We studied the pharmacokinetics of etoposide in 45 children treated for newly diagnosed acute myeloid leukemia. Etoposide, 100 mg/m body surface area/24 h, was administered by 96-h continuous intravenous infusion. Concomitantly, the children received cytarabine 200 mg/m/24 h by intravenous infusion and 6-thioguanine 100 mg/m twice daily orally. Median total body clearance in children 0.5-1.8 (n=4) and 2.3-17.7 years old (n=36) without Down's syndrome was 17.1 and 17.6 ml/min/m, respectively (P=0.96). Five children with Down's syndrome had a median clearance of 13.6 ml/min/m (P=0.067 compared with non-Down's syndrome children). Eighteen of the children received a second identical treatment course 3-4 weeks later; there was a significant correlation between individual clearance values (rho=0.56; P=0.017). We found no significant correlation between etoposide pharmacokinetics and the remission rate or the relapse rate. In conclusion, our findings indicate that special dose-calculation guidelines for infants above 3 months old are not substantiated by age-dependent pharmacokinetics of etoposide. Down's syndrome children might be candidates for dose reduction if our data are confirmed in larger numbers of patients. Low course-to-course variability indicates that pharmacokinetically guided dosing of etoposide might be clinically relevant, if larger studies can demonstrate that this approach decreases toxicity or increases response rates.     
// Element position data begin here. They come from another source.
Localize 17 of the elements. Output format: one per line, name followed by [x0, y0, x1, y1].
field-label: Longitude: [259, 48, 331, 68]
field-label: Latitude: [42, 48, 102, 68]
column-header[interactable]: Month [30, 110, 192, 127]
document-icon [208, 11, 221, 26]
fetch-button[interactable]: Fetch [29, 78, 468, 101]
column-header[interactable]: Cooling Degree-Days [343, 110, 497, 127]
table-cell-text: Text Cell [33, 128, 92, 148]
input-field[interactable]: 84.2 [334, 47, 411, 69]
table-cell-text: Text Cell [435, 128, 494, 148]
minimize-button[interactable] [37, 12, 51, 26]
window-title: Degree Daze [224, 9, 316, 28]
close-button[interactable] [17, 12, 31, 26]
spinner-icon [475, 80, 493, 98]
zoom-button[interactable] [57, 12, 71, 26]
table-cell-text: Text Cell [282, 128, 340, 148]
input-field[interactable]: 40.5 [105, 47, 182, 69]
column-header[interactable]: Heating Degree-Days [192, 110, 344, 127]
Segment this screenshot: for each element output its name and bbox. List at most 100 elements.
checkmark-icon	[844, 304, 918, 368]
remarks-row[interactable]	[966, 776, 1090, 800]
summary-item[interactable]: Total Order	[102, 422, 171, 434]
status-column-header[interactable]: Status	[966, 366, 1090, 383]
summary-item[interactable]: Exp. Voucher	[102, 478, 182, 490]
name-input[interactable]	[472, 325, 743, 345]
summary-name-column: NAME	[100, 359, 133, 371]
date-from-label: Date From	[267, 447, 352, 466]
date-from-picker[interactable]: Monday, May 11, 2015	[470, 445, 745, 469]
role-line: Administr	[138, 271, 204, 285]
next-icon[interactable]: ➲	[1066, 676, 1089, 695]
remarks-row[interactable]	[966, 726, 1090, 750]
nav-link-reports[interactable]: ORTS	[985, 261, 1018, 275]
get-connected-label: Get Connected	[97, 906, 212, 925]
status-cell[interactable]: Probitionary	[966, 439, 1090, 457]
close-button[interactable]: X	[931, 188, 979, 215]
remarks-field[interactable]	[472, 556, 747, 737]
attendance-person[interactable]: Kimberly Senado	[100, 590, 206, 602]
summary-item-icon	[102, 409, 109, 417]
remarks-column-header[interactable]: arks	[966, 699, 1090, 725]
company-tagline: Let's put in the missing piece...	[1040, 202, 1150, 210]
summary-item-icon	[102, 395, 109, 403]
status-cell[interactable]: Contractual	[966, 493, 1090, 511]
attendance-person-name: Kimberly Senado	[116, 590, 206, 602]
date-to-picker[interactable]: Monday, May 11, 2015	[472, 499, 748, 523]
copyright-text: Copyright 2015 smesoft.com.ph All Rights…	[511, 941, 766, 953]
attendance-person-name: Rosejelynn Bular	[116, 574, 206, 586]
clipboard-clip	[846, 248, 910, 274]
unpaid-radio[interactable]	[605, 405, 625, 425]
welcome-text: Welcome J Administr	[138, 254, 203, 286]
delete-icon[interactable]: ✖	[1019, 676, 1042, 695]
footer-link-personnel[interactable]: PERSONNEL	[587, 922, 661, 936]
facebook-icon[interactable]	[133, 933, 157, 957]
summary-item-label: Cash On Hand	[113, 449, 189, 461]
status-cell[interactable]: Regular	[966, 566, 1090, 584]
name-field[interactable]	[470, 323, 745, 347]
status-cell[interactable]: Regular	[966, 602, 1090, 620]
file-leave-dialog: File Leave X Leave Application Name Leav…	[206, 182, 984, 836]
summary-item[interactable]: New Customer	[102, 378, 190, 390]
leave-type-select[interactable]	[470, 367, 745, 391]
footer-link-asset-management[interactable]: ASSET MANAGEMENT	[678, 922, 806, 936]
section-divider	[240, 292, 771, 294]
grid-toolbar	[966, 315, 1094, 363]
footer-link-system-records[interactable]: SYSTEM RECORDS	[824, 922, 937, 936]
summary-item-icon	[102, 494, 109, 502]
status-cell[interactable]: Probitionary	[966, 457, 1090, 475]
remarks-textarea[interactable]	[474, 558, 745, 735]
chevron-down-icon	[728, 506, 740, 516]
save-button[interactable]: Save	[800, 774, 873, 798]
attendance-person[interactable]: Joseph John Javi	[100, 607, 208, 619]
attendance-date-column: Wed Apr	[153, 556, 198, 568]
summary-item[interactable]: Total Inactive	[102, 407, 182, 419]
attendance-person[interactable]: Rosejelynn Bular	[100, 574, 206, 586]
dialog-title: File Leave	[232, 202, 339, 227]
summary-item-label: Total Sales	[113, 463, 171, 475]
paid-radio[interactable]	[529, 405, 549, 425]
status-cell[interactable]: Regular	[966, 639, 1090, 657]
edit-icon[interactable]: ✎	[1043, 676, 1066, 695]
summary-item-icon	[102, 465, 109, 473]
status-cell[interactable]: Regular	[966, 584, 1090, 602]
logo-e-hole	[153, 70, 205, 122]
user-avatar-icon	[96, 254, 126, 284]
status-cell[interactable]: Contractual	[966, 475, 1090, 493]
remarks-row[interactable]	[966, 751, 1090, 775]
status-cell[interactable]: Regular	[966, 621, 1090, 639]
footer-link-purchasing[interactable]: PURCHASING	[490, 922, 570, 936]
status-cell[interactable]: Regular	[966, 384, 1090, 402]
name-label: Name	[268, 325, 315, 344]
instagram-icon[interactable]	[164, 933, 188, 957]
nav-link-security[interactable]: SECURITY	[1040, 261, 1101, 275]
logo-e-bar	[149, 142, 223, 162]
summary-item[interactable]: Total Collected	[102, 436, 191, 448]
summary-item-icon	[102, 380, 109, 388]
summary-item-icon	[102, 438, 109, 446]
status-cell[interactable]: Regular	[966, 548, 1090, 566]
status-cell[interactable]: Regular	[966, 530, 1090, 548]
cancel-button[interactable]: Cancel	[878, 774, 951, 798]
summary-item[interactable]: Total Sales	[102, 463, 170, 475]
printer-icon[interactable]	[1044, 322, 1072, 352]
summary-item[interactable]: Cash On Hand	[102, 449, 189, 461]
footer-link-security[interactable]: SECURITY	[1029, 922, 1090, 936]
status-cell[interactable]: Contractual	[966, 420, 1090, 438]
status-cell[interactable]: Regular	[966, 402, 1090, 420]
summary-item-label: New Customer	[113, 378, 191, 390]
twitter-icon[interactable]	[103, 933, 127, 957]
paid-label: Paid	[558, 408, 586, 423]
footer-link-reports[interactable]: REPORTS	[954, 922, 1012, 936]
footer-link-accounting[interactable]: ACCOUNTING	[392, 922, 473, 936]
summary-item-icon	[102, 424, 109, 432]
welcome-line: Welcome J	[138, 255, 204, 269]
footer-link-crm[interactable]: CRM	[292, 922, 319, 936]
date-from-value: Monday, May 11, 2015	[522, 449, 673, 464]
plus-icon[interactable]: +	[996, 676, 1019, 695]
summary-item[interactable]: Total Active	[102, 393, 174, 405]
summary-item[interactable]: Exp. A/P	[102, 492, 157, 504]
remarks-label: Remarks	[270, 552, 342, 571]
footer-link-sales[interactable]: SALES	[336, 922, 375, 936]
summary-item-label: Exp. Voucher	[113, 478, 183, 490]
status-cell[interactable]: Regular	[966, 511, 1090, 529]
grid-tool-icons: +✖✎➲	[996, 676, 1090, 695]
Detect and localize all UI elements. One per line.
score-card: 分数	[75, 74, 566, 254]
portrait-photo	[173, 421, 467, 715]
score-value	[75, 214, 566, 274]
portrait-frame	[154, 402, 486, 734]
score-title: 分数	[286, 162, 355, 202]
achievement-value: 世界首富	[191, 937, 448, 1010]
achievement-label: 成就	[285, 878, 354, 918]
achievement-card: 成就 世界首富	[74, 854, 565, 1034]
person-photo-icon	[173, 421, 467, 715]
Doxorubicin pharmacokinetics is correlated to the effect of induction therapy in children with acute myeloid leukemia

We studied the pharmacokinetics of doxorubicin in 41 children treated for newly diagnosed acute myeloid leukemia. Doxorubicin, 75 mg/m2 body surface area, was administered by constant i.v. infusion over 8 h. Four children with Down's syndrome (DS), 1.2-2.3 years old, had a median total body clearance of 523 ml/min/m2. The median clearance in non-DS children, 0.6-1.8 years old (n = 4) and 2.5-17.7 years old (n = 33), was 446 and 538 ml/min/m2, respectively. Patients who went into complete remission (CR) after induction therapy had a significantly higher median plasma concentration of doxorubicin than those who did not, 249 compared with 180 ng/ml, respectively (P = 0.036; analysis restricted to non-DS patients). Doxorubicin plasma concentration was an independent factor for CR, both in univariate (P = 0.031) and multivariate analysis including sex, age and white blood cell count at diagnosis (P = 0.021). Patients who reached CR had a significantly lower doxorubicin clearance than those who did not, 513 and 657 ml/min/m2, respectively (P = 0.017). In conclusion, doxorubicin plasma concentration and total body clearance during up-front treatment were correlated to the effect of induction therapy. Prospective studies should be performed to confirm the concentration-effect relationship and explore the possibility of therapeutic monitoring.